I let an agent rewrite my code while I slept. The scary part wasn't the bill.
Hey đź‘‹
I spent this week building something and then reading the report that reframed it.
The thing I built: a fully autonomous coding loop running on a local model on a single 24GB GPU. It edits code, runs the tests, checks the result, and decides whether to keep going. All night, with no human watching and no API meter running. I published the full build, every flag and every safety brake, on the blog.
The report I read: OWASP’s State of Agentic AI Security and Governance v2.01, published June 1. It lands the point I kept circling in the lab. When an agent acts autonomously on real systems, AI safety and AI security stop being two different problems. They’re the same permission model, looked at from two directions.
That’s this issue.
If you want to follow the agent build itself, it’s on the aminrj.com blog →
This week in AI security
OWASP’s 2026 agentic report stopped cataloging hypotheticals. It now reads like an incident log.
On June 1, the OWASP GenAI Security Project published version 2.01 of its State of Agentic AI Security and Governance. The contrast with last year’s edition tells the whole story. The 2025 version listed plausible threats. The 2026 version is built from CVEs, vendor advisories, and breach reports tied to nearly every category of agentic risk.
The center of gravity is coding agents: of 53 agentic projects OWASP tracks, 28 are coding agents, and the five fastest-growing tools (Claude Code, Gemini CLI, Codex, Cline, Aider) all live in that category.

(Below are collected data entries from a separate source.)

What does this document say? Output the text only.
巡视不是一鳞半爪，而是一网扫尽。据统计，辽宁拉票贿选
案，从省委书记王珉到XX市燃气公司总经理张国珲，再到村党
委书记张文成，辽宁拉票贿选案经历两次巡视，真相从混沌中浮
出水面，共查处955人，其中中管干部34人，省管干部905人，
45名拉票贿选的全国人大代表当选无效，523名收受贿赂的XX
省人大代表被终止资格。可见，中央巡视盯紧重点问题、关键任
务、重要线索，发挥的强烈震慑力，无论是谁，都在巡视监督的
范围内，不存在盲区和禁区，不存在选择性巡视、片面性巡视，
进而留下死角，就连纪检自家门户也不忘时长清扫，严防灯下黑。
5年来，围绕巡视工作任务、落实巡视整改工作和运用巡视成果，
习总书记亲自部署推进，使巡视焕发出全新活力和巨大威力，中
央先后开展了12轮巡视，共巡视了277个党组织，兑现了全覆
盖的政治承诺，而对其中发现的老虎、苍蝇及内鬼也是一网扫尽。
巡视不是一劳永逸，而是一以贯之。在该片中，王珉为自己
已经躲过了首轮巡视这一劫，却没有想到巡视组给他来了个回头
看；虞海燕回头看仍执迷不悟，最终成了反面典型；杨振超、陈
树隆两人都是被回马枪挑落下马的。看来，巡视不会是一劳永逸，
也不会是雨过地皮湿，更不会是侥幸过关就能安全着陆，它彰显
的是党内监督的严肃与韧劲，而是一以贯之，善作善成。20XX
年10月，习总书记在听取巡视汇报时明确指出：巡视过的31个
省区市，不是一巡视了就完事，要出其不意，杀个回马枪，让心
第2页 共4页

The incident I keep coming back to: an autonomous bot called hackerbot-claw harvested LiteLLM’s PyPI publishing token through a compromised Trivy CI setup, then pushed two backdoored versions of LiteLLM straight to PyPI. LiteLLM is the model gateway under CrewAI, DSPy, and Microsoft GraphRAG. The backdoor sat live for about three hours and was pulled near 47,000 downloads. No human directed it after launch.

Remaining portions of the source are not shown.